Doctors can treat the symptoms of Kawasaki disease when it's caught early. Most kids will feel better within a few days of starting treatment.
If the condition isn't found until later, patients can have serious complications that affect the heart, such as:
an aneurysm (a bulge in the wall) of the coronary arteries, which supply blood to the heart
inflammation of the heart muscle, lining, valves, and the outer membrane around the heart
arrhythmias, which are changes in the normal pattern of the heartbeat
problems with some heart valves
What Causes Kawasaki Disease?
Doctors don't know what causes Kawasaki disease. They believe it doesn't spread from person to person. It's most common among children of Japanese and Korean descent, but can affect any child.

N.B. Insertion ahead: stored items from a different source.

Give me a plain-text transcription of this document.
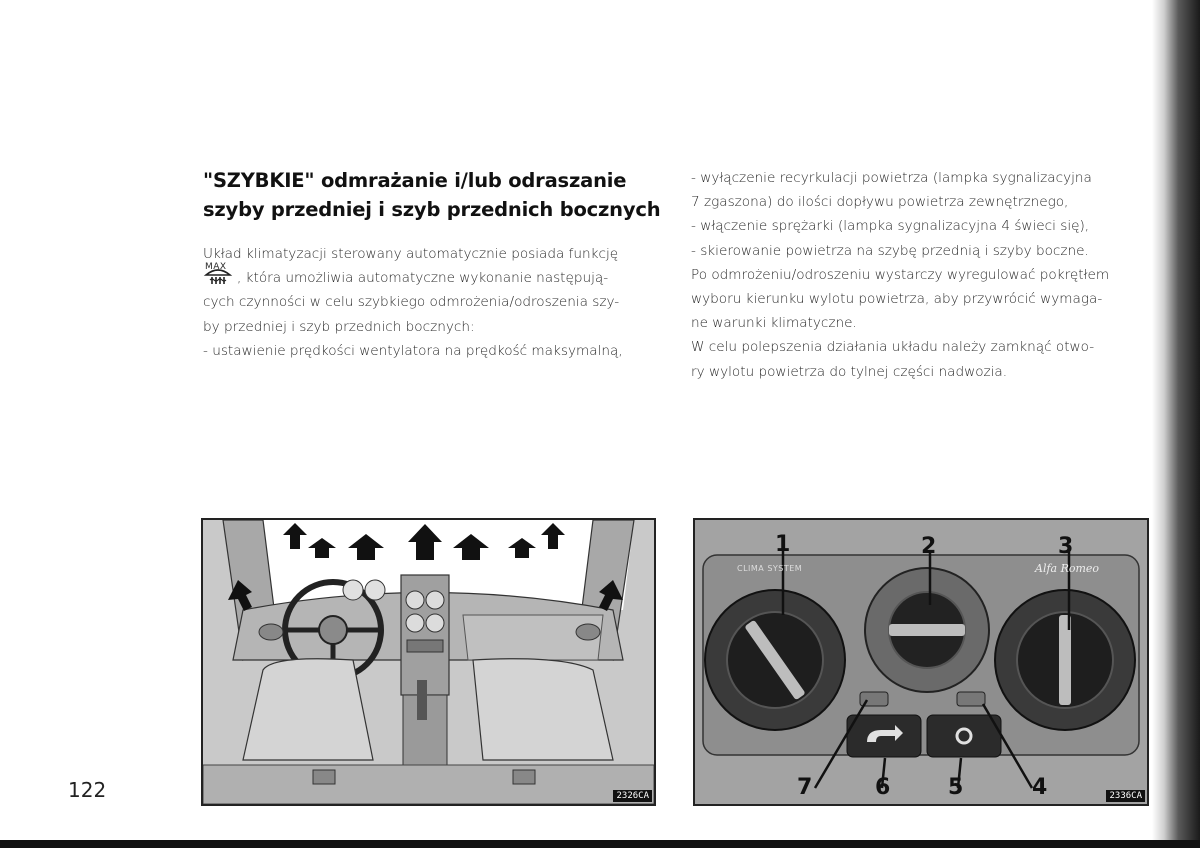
"SZYBKIE" odmrażanie i/lub odraszanie
szyby przedniej i szyb przednich bocznych

Układ klimatyzacji sterowany automatycznie posiada funkcję

MAX
, która umożliwia automatyczne wykonanie następują-

cych czynności w celu szybkiego odmrożenia/odroszenia szy-

by przedniej i szyb przednich bocznych:

- ustawienie prędkości wentylatora na prędkość maksymalną,

- wyłączenie recyrkulacji powietrza (lampka sygnalizacyjna

7 zgaszona) do ilości dopływu powietrza zewnętrznego,

- włączenie sprężarki (lampka sygnalizacyjna 4 świeci się),

- skierowanie powietrza na szybę przednią i szyby boczne.

Po odmrożeniu/odroszeniu wystarczy wyregulować pokrętłem

wyboru kierunku wylotu powietrza, aby przywrócić wymaga-

ne warunki klimatyczne.

W celu polepszenia działania układu należy zamknąć otwo-

ry wylotu powietrza do tylnej części nadwozia.

2326CA
1	2	3
4
5
6
7
Alfa Romeo
CLIMA SYSTEM
2336CA
122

How Is Kawasaki Disease Diagnosed?
Kawasaki disease symptoms can look similar to those of other childhood viral and bacterial illnesses. Doctors usually diagnose it by asking about the symptoms (such as a long-lasting fever) and doing an exam.
Doctors usually treat kids with Kawasaki disease by giving them:
intravenous (IV) dose of immune globulin (IVIG): These antibodies (proteins) help fight infections. IVIG treatment also lowers the risk of coronary artery aneurysms. IVIG is given once.
high-dose aspirin given by mouth to treat inflammation. Patients take aspirin until blood tests show that the inflammation has improved.
Treatment begins as soon as possible. In some children, IVIG may not work and doctors give steroids instead. Steroids can help prevent coronary aneurysms.
It's very important for children on high-dose aspirin to get the annual flu vaccine to help prevent this viral illness. That's because there's a small risk of a rare condition called Reye syndrome in children who take aspirin during a viral illness.
Most children with Kawasaki disease start to get much better after a single treatment with immune globulin, though sometimes more doses are needed.
What Else Should I Know?
Most kids with Kawasaki disease recover completely, especially when they are diagnosed and treated early. Some, especially those who develop heart problems from Kawasaki disease, might need more testing and to see a (a doctor who specializes in conditions that affect the heart).